This is a section I'm working on for the book. It's not a simple answer...
Tooth and claw - the productivity answer
There were once two hikers setting up camp in the woods after a long day’s walking. They’d just finished their evening meal and were settling down in their tent, getting into their sleeping bags, when they heard the unmistakable sounds of a bear snuffling around the campsite. They froze with fear. Then they heard it getting closer, then they saw the bulge in the nylon as the bear rubbed against the outside of the tent. One of the hikers slowly reached over to their rucksack, dug out a pair of running shoes and silently started putting them on.
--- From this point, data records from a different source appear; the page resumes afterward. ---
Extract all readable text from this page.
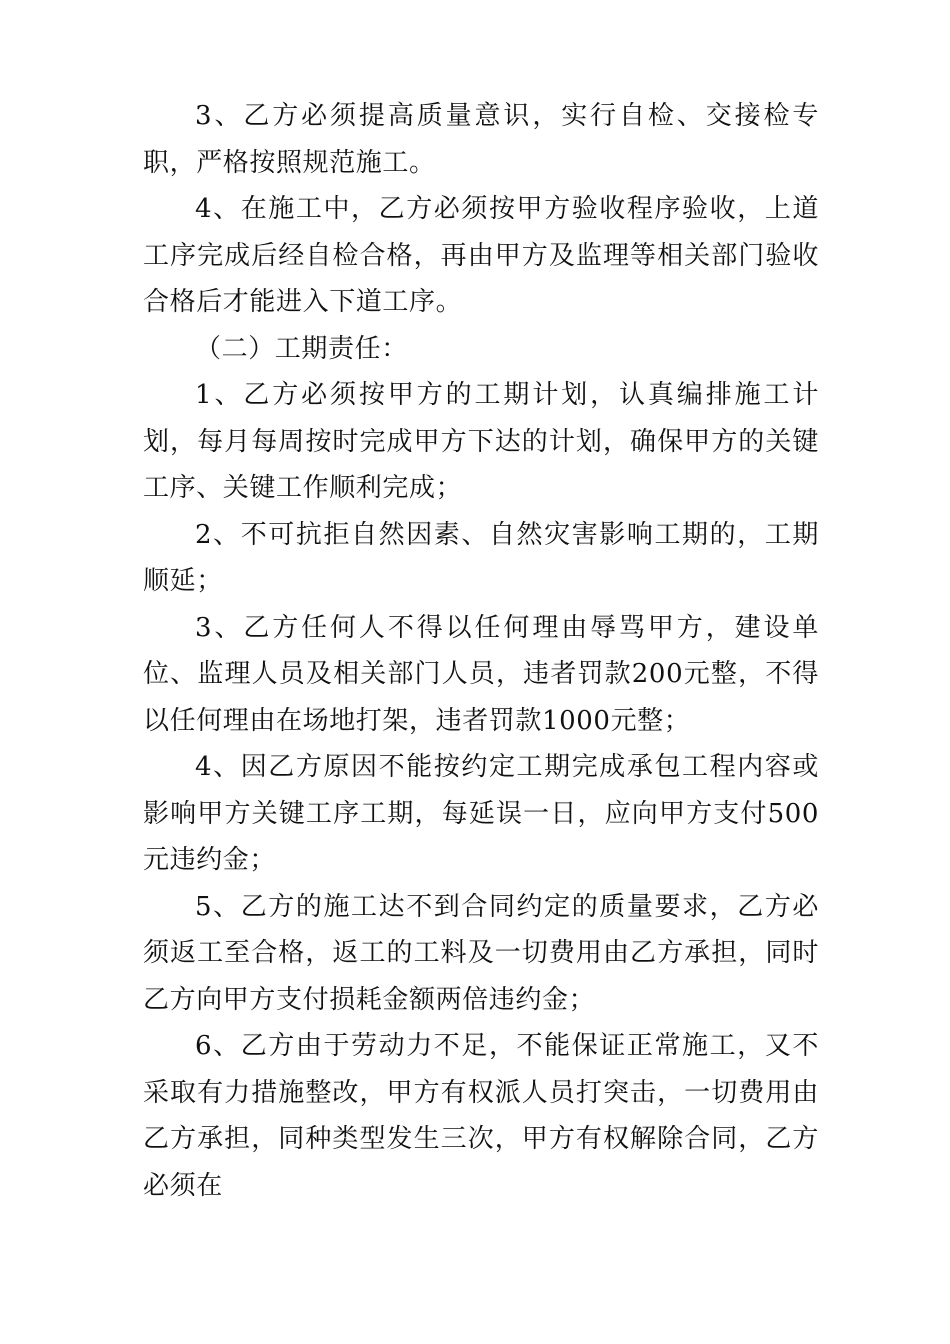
3、乙方必须提高质量意识，实行自检、交接检专职，严格按照规范施工。

4、在施工中，乙方必须按甲方验收程序验收，上道工序完成后经自检合格，再由甲方及监理等相关部门验收合格后才能进入下道工序。

（二）工期责任：

1、乙方必须按甲方的工期计划，认真编排施工计划，每月每周按时完成甲方下达的计划，确保甲方的关键工序、关键工作顺利完成；

2、不可抗拒自然因素、自然灾害影响工期的，工期顺延；

3、乙方任何人不得以任何理由辱骂甲方，建设单位、监理人员及相关部门人员，违者罚款200元整，不得以任何理由在场地打架，违者罚款1000元整；

4、因乙方原因不能按约定工期完成承包工程内容或影响甲方关键工序工期，每延误一日，应向甲方支付500元违约金；

5、乙方的施工达不到合同约定的质量要求，乙方必须返工至合格，返工的工料及一切费用由乙方承担，同时乙方向甲方支付损耗金额两倍违约金；

6、乙方由于劳动力不足，不能保证正常施工，又不采取有力措施整改，甲方有权派人员打突击，一切费用由乙方承担，同种类型发生三次，甲方有权解除合同，乙方必须在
“What are you doing?” whispered the other hiker “You can’t outrun a bear”
“I don’t have to outrun a bear” the first hiker replied “I just have to outrun you”
This is a reason to be interesting. It’s a competitive world out there. In a world of work, a world of raising money to start a business, or to persuade someone to buy your new idea, or to support your cause, or whatever it is, it helps if you’ve got a little edge. And being more interesting can be that edge. It won’t make you the fastest runner in the world but it’ll help.
Just because - the life is for living answer
Someone once did a study which claimed that a greater proportion of scientists who won Nobel Prizes had hobbies than those that didn't. I posted this on the Do Interesting instagram and my friend James poked at it, questioning what I was suggesting: ‘be interesting so you can be successful, so you can win?’ And, yes, that's a bit of it, we talked about that above.
But there's more to it than that. I think it's a useful counter to all the productivity pom in the world to remember that not only is being maniacally focused on work unhealthy, but that it also doesn’t work. I like the Nobel/hobbies study because it demonstrates that hobbies don't get in the way of professional success. Many of us want to succeed professionally and feel like our hobbies should sit on pause while we do it. This is study is one indication that that's pointless.
What else is there? - the happiness answer
The Australian author Helen Garner just wrote a magnificent essay for The Guardian about happiness. She said she’d finally realised that it wasn’t a thing you got after a lifetime of striving but something that you ‘glimpse in the corner of your eye’ Something elusive, that slips away before you name it.
And then she writes:
“So I’m not going to spend what’s left of my life hanging round waiting for it. I’m going to settle for small, random stabs of extreme interestingness – moments of intense awareness of the things I’m about to lose, and of gladness that they exist. Things that remind me of other things. Tiny scenes. Words that people choose, their accidentally biblical turns of phrase. Hand-lettered signs, quotes from books, offhand remarks that make me think of dead people, or of living ones I can no longer stand the sight of. I plan to keep writing them down, praising them, arranging them like stepping stones into the dark. Maybe they’ll lead me somewhere good before I shrivel up and blow away.”
And then she tells you about the things she’s noticed. It’s magical and mundane. Go read it.
Being interesting means being interested. What else is there?